Title: Unwanted
Pairing: Blaine/Kurt
Summary: Blaine is 11 when his parents kick him out of the house. His social worker manages to find him a new home with a more accepting couple. As Blaine grows up, he deals with the effects of being an unwanted child, and how to feel loved by his new family. Along the way, he meets boy who challenges everything he knows about love and relationships.
Author's note: I haven't written fanfiction in three years. This is just a prologue, and still needs some work, and is definitely unbeta'ed. I just had to get the idea out there so I could force myself to continue. I've seen the Anderberry craze on tumblr and wanted to find a way to try it out. I hope you like the premise!


Blaine Anderson was eleven years old when he had to move out of his parents' home. No, no, that's not quite right. Blaine Anderson was eleven when his parents kicked him out of his house.

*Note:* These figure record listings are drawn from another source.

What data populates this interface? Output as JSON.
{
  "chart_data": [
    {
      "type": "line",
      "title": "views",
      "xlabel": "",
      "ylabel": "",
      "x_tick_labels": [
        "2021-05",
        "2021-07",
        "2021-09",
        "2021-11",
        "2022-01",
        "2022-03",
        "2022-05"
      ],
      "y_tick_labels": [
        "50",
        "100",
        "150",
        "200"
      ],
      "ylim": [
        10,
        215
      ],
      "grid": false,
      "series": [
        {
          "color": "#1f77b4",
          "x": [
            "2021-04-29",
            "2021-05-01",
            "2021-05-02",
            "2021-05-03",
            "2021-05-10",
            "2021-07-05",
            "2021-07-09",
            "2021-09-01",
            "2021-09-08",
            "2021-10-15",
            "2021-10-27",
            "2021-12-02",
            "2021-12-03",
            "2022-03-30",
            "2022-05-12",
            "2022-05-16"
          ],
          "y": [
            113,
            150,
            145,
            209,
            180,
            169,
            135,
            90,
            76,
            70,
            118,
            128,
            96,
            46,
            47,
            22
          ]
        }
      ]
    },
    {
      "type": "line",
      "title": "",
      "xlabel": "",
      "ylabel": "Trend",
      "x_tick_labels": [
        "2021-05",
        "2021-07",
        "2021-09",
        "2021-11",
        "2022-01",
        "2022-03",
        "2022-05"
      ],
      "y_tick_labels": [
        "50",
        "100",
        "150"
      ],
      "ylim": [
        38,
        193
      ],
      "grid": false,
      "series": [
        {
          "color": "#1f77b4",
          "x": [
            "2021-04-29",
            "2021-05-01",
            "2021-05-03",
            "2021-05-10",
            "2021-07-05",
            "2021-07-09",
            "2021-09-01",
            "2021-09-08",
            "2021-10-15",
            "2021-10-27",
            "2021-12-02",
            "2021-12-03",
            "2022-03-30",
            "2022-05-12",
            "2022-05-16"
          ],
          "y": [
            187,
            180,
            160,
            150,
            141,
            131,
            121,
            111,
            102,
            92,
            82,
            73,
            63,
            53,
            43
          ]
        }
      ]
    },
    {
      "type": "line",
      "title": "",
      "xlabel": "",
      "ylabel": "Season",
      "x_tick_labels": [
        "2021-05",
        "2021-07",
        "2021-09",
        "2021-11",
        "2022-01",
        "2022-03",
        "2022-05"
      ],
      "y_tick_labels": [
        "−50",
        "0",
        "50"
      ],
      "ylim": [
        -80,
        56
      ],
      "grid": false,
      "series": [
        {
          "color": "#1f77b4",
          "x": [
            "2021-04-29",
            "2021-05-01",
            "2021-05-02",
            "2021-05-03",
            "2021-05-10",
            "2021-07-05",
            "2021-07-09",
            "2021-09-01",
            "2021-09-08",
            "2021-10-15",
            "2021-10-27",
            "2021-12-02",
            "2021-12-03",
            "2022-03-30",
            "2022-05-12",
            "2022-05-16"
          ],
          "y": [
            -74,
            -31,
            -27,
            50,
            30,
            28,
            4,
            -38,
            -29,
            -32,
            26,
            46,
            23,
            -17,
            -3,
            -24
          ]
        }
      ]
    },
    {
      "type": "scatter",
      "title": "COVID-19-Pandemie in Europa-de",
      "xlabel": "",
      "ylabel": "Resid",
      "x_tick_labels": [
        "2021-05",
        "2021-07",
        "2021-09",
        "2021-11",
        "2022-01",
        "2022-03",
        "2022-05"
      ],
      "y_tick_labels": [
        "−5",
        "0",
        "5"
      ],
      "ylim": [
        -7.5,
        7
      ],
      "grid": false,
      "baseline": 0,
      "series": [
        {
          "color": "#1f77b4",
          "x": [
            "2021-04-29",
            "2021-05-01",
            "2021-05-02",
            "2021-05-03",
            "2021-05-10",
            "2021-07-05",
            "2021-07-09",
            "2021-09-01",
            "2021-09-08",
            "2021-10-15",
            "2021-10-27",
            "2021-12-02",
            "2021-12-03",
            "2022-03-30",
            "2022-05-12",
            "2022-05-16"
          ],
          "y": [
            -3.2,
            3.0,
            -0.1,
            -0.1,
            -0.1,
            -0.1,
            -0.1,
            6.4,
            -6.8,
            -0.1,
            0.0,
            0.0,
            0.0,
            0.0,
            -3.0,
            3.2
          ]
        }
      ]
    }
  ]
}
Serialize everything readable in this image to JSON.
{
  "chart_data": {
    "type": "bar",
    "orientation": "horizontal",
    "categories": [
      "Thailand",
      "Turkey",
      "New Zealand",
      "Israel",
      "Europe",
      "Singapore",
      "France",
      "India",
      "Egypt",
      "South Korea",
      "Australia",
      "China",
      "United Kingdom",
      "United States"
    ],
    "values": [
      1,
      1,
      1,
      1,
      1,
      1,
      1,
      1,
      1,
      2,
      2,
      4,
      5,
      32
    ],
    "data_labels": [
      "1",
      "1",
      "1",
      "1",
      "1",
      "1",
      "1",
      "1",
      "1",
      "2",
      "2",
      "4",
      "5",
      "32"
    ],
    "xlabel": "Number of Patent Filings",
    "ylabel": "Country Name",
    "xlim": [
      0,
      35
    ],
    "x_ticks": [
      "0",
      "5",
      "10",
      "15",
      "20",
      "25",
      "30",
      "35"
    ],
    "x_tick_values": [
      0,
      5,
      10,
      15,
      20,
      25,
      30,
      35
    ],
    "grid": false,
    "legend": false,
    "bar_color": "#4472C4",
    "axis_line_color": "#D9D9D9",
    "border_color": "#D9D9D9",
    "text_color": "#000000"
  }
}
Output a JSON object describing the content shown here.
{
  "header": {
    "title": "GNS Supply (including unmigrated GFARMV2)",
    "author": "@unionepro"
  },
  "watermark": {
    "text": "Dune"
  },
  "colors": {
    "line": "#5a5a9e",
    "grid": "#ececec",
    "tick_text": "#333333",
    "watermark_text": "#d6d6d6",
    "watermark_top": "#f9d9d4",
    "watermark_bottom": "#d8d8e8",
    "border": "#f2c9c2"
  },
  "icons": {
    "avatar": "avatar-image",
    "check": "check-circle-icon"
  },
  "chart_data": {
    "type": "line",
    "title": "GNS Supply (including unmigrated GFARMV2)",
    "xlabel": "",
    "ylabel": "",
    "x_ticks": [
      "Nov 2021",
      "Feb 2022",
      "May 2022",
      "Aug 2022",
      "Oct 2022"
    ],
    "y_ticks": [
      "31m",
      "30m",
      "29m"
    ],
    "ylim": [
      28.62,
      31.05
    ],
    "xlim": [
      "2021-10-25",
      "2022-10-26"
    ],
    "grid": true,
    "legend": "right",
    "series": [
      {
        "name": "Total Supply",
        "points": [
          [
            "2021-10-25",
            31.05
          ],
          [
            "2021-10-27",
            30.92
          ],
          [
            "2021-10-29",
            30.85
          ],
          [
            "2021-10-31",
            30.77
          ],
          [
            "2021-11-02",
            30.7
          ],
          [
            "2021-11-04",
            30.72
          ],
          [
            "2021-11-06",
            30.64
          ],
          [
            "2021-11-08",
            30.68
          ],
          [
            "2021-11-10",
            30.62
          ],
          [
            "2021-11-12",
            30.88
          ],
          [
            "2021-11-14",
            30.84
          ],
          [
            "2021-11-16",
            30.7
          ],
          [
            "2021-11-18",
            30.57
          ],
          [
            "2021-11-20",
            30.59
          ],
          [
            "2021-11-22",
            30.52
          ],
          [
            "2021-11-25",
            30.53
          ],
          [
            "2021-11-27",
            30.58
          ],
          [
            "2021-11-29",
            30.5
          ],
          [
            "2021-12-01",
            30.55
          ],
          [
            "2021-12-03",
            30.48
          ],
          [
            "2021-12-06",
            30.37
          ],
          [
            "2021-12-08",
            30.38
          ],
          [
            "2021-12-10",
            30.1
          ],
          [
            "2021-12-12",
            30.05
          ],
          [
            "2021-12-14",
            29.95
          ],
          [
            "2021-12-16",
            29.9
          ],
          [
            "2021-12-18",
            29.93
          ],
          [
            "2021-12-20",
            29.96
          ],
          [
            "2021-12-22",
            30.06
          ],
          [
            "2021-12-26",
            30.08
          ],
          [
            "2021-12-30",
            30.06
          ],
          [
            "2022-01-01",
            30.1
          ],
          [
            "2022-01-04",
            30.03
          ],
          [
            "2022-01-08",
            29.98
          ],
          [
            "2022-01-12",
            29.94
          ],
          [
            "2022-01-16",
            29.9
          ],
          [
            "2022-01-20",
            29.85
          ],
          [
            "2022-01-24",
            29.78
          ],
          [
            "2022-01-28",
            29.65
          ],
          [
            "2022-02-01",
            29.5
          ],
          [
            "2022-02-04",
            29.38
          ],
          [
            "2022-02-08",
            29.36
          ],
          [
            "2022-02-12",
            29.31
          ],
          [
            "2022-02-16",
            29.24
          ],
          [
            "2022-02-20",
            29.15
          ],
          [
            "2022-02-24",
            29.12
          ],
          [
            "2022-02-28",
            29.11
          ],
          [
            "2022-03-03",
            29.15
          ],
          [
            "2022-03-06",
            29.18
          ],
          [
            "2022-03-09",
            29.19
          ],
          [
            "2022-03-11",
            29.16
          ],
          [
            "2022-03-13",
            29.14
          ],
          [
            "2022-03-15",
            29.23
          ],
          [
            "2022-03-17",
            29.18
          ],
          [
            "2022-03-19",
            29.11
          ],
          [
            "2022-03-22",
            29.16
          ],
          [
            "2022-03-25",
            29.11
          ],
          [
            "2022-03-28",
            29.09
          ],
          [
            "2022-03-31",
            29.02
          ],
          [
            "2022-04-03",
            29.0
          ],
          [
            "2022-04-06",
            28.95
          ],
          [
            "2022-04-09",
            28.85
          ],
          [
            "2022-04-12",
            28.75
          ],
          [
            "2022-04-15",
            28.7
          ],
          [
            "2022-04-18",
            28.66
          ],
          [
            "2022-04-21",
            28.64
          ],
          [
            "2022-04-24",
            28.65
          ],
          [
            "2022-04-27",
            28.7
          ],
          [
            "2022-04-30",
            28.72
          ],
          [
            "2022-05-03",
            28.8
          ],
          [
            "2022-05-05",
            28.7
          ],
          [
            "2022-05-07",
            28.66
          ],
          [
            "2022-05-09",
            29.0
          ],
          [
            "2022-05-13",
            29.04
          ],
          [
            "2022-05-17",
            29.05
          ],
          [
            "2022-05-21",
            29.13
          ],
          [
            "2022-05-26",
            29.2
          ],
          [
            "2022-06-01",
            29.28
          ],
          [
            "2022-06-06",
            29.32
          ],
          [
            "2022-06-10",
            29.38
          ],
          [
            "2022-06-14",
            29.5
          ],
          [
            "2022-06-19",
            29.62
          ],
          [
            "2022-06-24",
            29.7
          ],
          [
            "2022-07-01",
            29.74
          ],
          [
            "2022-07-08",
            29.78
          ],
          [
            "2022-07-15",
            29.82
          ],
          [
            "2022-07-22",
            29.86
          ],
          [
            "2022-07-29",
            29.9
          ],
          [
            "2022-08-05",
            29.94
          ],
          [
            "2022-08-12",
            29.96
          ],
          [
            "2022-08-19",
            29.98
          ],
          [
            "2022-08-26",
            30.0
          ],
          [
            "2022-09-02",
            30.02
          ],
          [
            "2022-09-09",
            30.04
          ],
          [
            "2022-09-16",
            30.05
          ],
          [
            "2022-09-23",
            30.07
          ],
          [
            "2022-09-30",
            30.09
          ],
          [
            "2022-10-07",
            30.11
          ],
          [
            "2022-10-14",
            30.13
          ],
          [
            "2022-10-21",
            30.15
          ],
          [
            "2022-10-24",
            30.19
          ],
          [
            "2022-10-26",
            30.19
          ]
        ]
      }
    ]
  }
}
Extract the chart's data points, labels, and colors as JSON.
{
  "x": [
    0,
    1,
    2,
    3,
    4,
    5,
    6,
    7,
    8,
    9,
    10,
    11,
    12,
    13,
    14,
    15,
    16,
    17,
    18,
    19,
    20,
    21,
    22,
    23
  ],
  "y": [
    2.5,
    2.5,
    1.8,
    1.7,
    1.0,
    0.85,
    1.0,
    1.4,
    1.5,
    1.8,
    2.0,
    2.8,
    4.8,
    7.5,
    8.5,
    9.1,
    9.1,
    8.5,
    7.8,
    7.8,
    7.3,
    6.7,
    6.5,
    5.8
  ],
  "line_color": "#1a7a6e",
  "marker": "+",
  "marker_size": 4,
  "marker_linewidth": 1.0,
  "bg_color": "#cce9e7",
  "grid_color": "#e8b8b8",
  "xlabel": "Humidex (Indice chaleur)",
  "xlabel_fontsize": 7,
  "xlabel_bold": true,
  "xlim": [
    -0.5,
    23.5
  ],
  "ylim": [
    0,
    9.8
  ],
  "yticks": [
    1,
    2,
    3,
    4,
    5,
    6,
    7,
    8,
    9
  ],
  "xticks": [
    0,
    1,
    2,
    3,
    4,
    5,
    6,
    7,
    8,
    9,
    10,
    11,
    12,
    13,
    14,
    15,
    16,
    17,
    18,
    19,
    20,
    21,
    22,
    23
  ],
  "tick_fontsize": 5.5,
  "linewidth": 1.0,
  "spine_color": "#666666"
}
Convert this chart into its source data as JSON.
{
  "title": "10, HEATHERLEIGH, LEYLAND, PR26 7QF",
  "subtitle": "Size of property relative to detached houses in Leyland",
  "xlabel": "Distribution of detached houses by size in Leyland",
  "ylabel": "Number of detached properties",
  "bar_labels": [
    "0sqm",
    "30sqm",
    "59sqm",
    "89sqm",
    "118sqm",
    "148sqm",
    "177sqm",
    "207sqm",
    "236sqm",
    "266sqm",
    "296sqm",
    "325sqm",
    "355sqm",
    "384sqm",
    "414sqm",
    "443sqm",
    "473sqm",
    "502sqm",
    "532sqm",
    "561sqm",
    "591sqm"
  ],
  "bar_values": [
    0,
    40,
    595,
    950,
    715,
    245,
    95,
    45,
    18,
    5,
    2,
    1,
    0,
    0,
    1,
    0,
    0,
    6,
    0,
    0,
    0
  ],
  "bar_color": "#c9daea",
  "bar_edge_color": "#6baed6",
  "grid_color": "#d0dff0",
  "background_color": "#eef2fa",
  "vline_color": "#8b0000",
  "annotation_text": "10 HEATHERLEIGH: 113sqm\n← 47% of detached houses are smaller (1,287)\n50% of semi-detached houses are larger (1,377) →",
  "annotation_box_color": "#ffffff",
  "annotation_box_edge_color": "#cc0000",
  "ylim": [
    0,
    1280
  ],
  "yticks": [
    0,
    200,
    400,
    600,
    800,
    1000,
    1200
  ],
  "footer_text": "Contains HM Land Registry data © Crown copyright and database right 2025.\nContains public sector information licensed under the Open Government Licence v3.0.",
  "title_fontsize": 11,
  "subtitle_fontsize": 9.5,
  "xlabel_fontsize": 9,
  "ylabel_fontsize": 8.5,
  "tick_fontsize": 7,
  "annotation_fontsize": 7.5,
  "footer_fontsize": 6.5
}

When Blaine would remember it years later, he could still see his mother and father holding hands on top of the table, staring at him solemnly as they questioned him. Mrs. Lawson, his 5th grade teacher, had called. She had seen him kissing Jeremy Evans behind the swings during recess.

Had she made a mistake? Was she sure it was him? Had this happened before? Why did it happen? Was Blaine confused?

Blaine had still been too young to understand things like homophobia, or how to lie to his parents, so he told them that he didn't think he liked girls, and kissing Jeremy was nice.

Needless to say, that was not what his parents wanted to hear.


It was difficult to remember the details, but Blaine remembered liking his social worker well enough. He remembered her frequently arguing with his parents in hushed whispers about the legality of giving up an older child—child support, forfeiting parental control, the irreversible nature of what they were doing, not to mention the psychological effects it could have on Blaine. They were all big, scary words, and Blaine was always very uncomfortable. But Nancy was a nice enough lady, a little older than his parents, but she always smoothed down his hair real nice and patted his head. She had even given him his own teddy bear to hold whenever he sat quietly in the next room while she spoke to them. Blaine's parents had never been particularly affectionate, nor had he been permitted to play with stuffed animals growing up, so he cherished these interactions.

He still remembered the last day he saw them. Nancy had come to pick him up, and he had a tiny roller suitcase packed, his bear sitting on top.

Blaine had heard enough to know that he wasn't just going on a trip. He knew he had to be a big kid right now. Mommy and Daddy didn't want him.

As Nancy took his hand and led him to the car, he saw his mom and dad for the final time as they stood in the doorway. His father's eyes were hardened, though his mother's seemed a bit sad. He wanted to cry out and beg them not to send him away, but he knew that it was too late, and nothing would change their minds. He was a bad kid, and they didn't want him anymore.


In her fifteen years as a social worker, Nancy Baylor couldn't remember a more shocking or heartbreaking case. Speaking to the Andersons had been like speaking to a wall. While the case was unorthodox, at times appearing to border on illegal, she knew that the best course of action was to get the poor boy out of the home. She had tried to protect Blaine from hearing the worst, but some of the things that couple said were simply grotesque. Nancy was unsure how they had ever been allowed to procreate.

Seeing Blaine through the whole thing, though, broke her heart. His face on the day they left... she didn't think she'd ever be able to erase it from her mind. And after he'd been living at the home for two months, foster care began to get thrown around by other workers.

This made Nancy nervous, for obvious reasons. As a gay child, especially recently, she couldn't bear the thought that Blaine would be tormented by not just other children, but by any family he was taken in by. She had seen a great change in him over his two months at Tawny Heights. No longer was he energetic and talkative, as he had appeared when they first met—before the Andersons made it clear that they were giving him up. He had grown quiet and introverted, and didn't seem to have an easy time making friends with the other children. He played with the bear she had given him a few months before, and wrote in a little black notebook. His eyes had stopped shining, and that broke Nancy's heart more than anything.

When she contacted her friend Hiram, all she had been expecting was some advice. How could she make it easier for this gay youth in the home? And what could she expect as he moved into foster care?

What she had not expected, however, was for Leroy and Hiram Berry to begin adoption proceedings.

And that is how Rachel Berry and Blaine Anderson unexpectedly became siblings.


A/N: Thanks for reading! I'm still very much getting the hang of this again... and this isn't exactly how I write usually. I just really needed to get the story set up, with all of the exact details of how everything happened sorted out.